Modeling an Association
Look around the room you are in. You will see plugs and sockets. Some plugs are in service (plugged in to a socket) and some are not. Some sockets are being used (occupied by a plug) and some are not (except at the airport, where it seems _all_ of them are being used).
‘plug’ ‘is plugged in to’ zero-or-one ‘socket’. ‘socket’ ‘is occupied by’ zero-or-one ‘plug’.
This is a one-to-one bi-conditional association. For any instance of plug, we can find out if it is plugged in and to which instance of socket it is connected. If we have an instance of socket “in hand”, we can find the related plug if one is there. Association R1 gives us a lot information about the instance populations of ‘plug’ and ‘socket’.
Consider modeling current flow. In which class do we want to model the current flow?
Also called “ternary associations” and “link classes”, associative classes model relationships as data.
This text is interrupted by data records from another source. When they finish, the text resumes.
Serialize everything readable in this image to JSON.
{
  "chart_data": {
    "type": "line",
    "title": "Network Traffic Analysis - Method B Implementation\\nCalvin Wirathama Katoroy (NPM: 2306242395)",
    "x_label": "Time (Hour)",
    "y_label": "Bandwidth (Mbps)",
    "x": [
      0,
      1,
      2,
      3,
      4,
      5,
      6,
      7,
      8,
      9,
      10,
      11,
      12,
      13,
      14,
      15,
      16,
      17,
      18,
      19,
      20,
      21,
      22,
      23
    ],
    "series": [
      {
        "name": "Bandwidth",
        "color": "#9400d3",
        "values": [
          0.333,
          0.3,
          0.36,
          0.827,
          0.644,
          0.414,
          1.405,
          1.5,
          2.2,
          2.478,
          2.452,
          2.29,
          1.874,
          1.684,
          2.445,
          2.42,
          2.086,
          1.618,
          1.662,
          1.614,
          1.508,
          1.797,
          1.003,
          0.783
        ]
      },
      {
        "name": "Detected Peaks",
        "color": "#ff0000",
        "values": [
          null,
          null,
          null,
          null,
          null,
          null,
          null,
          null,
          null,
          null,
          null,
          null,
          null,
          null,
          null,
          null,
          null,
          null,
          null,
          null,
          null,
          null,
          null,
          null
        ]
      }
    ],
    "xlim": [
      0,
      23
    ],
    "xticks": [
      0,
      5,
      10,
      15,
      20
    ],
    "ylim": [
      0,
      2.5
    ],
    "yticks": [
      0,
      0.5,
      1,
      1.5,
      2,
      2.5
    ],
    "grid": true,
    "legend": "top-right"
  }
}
Instead of just a line with role phrases, the full power of class, attributes and state modeling can be applied to clearly specify the relationship. Associative classes also can participate in other associations.
In our ‘plug’ and ‘socket’ model, we could have modeled ‘current_flow’ on either or both of ‘plug’ and ‘socket’, although it is more clear to model the flow of current through the connection since this flow is through both. ‘Resistance’ would not make sense on the ‘plug’ or the ‘socket’. The resistance to current flow is a function of a particular ‘plug’ being connected to a particular ‘socket’.
In complex systems, the relationships between resources in the system are often a focus on study. In such systems there are limited resources that must be allocated and shared. One object in a system will “want to be associated” with another object, but it is busy. Such patterns can leverage associative classes nicely.